Pemkab Pemalang Kejar Target 14 Persen, Petakan Percepatan Penurunan Stunting

ANTUSIAS: Bupati Pemalang Mansur Hidayat saat memberikan imunisasi campak lengkap kepada anak di Desa Banjardawa, Kecamatan Taman, pertengahan Februari lalu. (UFAN FAUDHIL/JOGLO JATENG)

PEMALANG, Joglo Jateng – Menuju target 14 persen kasus stunting 2024, Pemerintah Kabupaten (Pemkab) Pemalang inginkan pemetaan yang tepat dalam rangka percepatan penurunan. Hal tersebut ditekankan saat pelaksanaan Rembug Stunting Pemalang di Aula Bappeda Pemalang, Senin (25/3/24). Dengan harapan akan ada kerja sama seluruh stakeholder dalam penanganannya.

Bupati Pemalang Mansur Hidayat mengatakan, perencanaan penurunan kasus stunting harus benar-benar dibuat dengan matang dan perhitungan anggaran jelas. Ini jadi PR yang harus cepat diselesaikan, karena jika melihat angka di 2022 Pemalang masih berada di 19,8 persen menurut Survei Status Gizi Indonesia (SSGI), namun di 2023 belum diketahui secara resmi.

Selamat Idulfitri 2024

“Ini jadi konsen bersama, karena Pemalang masih belum mencapai target 14 persen hingga 2024. Jadi tim rembug stunting harus kroscek secara teliti evaluasi pelaksanaan di tahun sebelumnya. Terutama penggunaan anggaran agar diberikan secara optimal,” terangnya.

Baca juga:  105 Lansia Terima Santunan

Pihaknya menuturkan, terdapat layanan cangkupan intervensi spesifik dan sensitif yang belum mencapai target. Di antaranya layanan intervensi spesifik pada remaja putri menerima layanan pemeriksaan status anemia ditargetkan 80 persen.

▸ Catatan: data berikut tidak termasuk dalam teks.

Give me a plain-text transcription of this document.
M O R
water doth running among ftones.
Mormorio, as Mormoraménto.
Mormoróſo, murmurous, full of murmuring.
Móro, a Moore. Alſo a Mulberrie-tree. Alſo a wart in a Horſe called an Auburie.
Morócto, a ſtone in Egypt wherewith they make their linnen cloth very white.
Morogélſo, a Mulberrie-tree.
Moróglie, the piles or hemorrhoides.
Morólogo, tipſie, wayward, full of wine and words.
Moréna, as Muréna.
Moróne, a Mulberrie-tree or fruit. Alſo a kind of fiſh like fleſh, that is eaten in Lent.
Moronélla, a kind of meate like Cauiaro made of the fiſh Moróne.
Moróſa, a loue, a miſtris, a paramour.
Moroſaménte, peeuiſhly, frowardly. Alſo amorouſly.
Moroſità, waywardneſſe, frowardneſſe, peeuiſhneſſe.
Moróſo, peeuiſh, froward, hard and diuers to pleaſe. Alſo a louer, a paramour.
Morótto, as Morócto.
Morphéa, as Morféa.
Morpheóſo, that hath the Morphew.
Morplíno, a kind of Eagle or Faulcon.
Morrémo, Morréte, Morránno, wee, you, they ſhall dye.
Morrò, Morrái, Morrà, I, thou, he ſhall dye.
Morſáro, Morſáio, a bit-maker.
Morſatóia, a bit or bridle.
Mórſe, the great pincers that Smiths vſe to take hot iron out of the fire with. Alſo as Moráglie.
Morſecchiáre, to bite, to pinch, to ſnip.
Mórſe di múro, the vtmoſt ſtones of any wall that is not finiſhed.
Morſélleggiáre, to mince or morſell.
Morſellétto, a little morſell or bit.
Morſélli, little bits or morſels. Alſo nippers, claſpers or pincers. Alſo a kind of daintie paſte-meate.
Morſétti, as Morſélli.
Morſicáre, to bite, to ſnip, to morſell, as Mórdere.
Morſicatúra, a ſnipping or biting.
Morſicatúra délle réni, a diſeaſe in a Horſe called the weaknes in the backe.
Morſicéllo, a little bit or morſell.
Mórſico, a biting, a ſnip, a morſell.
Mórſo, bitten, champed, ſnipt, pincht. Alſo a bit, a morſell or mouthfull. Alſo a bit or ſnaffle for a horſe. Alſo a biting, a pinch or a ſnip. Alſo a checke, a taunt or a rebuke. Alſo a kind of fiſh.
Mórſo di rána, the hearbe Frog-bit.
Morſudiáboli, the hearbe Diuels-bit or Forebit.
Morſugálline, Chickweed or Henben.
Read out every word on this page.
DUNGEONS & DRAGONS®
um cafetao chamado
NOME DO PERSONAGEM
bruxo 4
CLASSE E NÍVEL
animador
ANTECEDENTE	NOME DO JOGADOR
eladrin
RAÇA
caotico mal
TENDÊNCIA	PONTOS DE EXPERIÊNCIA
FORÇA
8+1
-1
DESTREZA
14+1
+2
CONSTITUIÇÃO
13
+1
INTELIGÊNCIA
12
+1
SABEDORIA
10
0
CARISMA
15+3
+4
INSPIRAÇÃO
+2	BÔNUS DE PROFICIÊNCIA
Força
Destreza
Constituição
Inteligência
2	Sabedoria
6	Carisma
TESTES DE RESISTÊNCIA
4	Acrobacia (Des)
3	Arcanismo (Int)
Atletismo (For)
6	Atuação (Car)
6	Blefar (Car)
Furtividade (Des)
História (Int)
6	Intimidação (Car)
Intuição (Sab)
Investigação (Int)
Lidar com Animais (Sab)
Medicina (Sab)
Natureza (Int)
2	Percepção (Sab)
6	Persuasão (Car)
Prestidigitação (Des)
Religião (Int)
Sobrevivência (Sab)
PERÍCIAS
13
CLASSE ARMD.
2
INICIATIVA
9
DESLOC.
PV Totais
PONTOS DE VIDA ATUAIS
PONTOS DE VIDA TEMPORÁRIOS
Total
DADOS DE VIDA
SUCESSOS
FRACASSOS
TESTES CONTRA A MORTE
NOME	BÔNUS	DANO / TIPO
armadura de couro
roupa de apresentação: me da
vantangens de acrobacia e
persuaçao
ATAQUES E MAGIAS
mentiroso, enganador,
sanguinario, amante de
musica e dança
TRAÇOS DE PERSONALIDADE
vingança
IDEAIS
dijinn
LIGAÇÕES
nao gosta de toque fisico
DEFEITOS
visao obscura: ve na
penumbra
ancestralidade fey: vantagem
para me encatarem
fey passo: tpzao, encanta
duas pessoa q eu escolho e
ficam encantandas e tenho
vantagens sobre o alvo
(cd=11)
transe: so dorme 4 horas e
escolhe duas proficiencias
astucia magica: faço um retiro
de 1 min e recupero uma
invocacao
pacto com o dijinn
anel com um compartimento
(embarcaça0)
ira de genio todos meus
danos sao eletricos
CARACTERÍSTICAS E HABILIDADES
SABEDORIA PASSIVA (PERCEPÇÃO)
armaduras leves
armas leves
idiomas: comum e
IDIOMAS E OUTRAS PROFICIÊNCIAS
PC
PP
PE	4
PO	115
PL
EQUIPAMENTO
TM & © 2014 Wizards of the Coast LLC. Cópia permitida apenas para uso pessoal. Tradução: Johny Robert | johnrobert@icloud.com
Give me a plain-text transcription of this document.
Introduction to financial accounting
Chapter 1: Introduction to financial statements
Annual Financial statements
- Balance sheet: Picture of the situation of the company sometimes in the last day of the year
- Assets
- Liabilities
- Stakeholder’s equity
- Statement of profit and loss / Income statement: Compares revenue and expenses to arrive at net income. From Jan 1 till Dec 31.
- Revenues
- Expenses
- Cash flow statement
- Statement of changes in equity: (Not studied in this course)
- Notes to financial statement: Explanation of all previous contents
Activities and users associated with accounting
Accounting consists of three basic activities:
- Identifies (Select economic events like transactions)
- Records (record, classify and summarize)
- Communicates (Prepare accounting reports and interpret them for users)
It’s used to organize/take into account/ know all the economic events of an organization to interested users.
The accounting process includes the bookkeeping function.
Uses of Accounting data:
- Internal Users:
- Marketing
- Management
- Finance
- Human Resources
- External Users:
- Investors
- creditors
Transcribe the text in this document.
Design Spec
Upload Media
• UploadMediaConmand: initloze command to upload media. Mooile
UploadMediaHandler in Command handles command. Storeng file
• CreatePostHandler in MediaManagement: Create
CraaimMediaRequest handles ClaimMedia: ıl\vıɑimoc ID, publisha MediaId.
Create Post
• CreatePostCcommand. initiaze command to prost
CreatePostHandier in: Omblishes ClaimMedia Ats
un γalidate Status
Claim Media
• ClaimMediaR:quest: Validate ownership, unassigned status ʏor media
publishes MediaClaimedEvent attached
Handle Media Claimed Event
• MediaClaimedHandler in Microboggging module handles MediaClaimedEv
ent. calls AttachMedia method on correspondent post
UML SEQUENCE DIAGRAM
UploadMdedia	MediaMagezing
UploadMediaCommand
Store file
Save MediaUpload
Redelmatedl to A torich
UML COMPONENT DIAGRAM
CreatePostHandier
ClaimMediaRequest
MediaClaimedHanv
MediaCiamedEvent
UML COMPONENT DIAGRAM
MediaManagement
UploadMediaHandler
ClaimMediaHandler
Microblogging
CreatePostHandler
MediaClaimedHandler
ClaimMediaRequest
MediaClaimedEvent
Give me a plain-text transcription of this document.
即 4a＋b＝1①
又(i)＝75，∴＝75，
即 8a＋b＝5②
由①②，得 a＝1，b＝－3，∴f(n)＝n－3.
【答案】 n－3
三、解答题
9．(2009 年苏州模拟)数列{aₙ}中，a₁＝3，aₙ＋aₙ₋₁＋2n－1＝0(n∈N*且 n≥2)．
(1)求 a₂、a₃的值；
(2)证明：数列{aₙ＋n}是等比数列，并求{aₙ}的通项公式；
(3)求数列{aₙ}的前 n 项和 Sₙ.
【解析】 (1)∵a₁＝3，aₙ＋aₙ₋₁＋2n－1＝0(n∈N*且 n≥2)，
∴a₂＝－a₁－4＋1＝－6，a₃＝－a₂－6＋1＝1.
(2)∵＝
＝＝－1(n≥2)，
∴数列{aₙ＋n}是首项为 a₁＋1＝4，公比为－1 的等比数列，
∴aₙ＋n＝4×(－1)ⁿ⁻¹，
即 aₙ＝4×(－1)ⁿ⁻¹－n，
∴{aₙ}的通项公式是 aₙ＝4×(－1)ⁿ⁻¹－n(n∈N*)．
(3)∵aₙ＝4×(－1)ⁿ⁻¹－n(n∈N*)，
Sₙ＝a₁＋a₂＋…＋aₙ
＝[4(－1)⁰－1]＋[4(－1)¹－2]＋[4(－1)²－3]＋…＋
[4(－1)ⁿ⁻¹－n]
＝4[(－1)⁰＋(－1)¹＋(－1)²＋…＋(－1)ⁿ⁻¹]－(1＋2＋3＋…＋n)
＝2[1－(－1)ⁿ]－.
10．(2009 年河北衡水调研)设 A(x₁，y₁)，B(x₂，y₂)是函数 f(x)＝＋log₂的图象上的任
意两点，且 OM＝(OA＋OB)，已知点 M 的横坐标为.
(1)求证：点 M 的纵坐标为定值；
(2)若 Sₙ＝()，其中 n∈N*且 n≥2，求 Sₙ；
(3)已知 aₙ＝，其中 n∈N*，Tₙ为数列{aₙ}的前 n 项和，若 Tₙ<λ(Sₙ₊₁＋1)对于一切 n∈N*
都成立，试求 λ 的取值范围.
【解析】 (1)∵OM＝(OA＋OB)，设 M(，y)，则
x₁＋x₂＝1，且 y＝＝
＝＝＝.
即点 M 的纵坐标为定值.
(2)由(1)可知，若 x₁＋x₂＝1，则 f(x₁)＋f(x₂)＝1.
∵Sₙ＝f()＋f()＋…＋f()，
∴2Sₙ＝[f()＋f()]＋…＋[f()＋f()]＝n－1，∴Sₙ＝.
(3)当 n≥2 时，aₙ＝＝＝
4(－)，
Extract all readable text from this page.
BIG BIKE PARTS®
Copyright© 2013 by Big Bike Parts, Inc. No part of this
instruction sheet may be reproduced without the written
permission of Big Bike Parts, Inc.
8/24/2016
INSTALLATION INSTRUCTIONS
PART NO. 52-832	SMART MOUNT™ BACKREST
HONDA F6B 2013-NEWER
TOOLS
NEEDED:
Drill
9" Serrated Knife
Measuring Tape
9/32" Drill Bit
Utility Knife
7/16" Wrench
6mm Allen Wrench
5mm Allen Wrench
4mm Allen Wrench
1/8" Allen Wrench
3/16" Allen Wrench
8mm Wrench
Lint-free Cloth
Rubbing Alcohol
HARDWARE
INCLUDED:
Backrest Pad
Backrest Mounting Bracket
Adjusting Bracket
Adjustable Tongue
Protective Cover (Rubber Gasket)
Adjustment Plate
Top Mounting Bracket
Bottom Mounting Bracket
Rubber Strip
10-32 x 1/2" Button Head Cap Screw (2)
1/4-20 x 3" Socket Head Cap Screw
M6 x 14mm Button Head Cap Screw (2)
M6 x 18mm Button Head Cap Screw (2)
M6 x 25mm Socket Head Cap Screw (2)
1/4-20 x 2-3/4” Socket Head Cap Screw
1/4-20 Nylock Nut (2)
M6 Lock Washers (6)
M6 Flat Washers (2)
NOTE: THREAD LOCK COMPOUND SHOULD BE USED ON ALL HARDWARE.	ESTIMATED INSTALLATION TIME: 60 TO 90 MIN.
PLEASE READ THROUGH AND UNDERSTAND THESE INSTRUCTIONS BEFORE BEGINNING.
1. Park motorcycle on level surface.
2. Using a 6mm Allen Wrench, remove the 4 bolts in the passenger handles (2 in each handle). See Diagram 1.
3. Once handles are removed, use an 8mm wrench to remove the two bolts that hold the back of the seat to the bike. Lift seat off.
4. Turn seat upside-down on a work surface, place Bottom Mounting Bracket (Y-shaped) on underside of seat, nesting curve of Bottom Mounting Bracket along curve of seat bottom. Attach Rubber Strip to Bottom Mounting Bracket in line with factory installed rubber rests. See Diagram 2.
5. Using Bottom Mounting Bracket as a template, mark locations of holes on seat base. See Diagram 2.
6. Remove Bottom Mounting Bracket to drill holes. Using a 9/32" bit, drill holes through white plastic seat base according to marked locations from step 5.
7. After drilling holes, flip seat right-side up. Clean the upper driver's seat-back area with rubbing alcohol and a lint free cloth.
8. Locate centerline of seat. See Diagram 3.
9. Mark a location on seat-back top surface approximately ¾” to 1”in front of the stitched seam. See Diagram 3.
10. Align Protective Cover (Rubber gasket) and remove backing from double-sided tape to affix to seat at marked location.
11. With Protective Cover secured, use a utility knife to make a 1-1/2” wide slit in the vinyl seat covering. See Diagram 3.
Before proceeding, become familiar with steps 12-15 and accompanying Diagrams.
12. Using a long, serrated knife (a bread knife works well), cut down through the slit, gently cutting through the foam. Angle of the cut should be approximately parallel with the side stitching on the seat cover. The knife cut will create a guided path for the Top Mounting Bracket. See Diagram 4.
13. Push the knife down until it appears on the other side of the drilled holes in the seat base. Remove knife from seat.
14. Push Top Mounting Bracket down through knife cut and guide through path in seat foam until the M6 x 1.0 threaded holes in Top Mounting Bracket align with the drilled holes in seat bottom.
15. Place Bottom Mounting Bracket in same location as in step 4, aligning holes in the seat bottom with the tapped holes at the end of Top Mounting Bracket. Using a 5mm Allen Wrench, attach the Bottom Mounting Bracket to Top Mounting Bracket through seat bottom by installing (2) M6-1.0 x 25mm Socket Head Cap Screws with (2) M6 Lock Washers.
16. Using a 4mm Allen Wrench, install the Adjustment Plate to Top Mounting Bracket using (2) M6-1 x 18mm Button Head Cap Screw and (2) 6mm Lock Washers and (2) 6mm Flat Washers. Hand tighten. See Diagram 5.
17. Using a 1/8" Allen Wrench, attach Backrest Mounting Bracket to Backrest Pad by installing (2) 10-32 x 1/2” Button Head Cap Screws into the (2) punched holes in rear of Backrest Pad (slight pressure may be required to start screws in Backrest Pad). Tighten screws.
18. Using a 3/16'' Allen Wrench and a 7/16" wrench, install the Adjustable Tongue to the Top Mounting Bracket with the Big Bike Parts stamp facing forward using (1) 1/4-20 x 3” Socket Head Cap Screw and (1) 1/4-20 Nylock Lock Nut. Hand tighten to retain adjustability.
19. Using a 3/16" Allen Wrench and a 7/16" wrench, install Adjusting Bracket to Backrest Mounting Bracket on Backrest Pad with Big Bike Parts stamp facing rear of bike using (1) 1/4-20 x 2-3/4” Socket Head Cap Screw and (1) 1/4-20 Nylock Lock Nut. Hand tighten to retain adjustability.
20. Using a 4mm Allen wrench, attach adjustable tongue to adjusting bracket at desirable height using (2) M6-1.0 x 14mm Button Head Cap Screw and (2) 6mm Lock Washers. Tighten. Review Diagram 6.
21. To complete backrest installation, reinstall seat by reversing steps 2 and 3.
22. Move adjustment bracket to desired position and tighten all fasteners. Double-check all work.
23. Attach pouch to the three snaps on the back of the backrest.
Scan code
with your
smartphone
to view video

Kemudian, anak berusia di bawah lima tahun (balita) gizi buruk yang mendapat pelayanan tata laksana gizi buruk 81 peren. Lalu balita gizi kurang yang mendapat tambahan asupan gizi target 85 persen dan balita yang memperoleh imunisasi dasar lengkap 86 persen.

Lebih lanjut, Mansur menjelaskan penanganan stunting bukan hanya dilakukan agar tubuh anak terlihat sehat. Menurutnya harus berfokus pada perkembangan kecerdasan anak, sebab hal itulah yang menjadi permasalahan serius yang nantinya berdampak pada keunggulan generasi penerus. Maka, pihaknya mengajak seluruh stakeholder bergotong royong saling bersinergi dalam penanganan ini.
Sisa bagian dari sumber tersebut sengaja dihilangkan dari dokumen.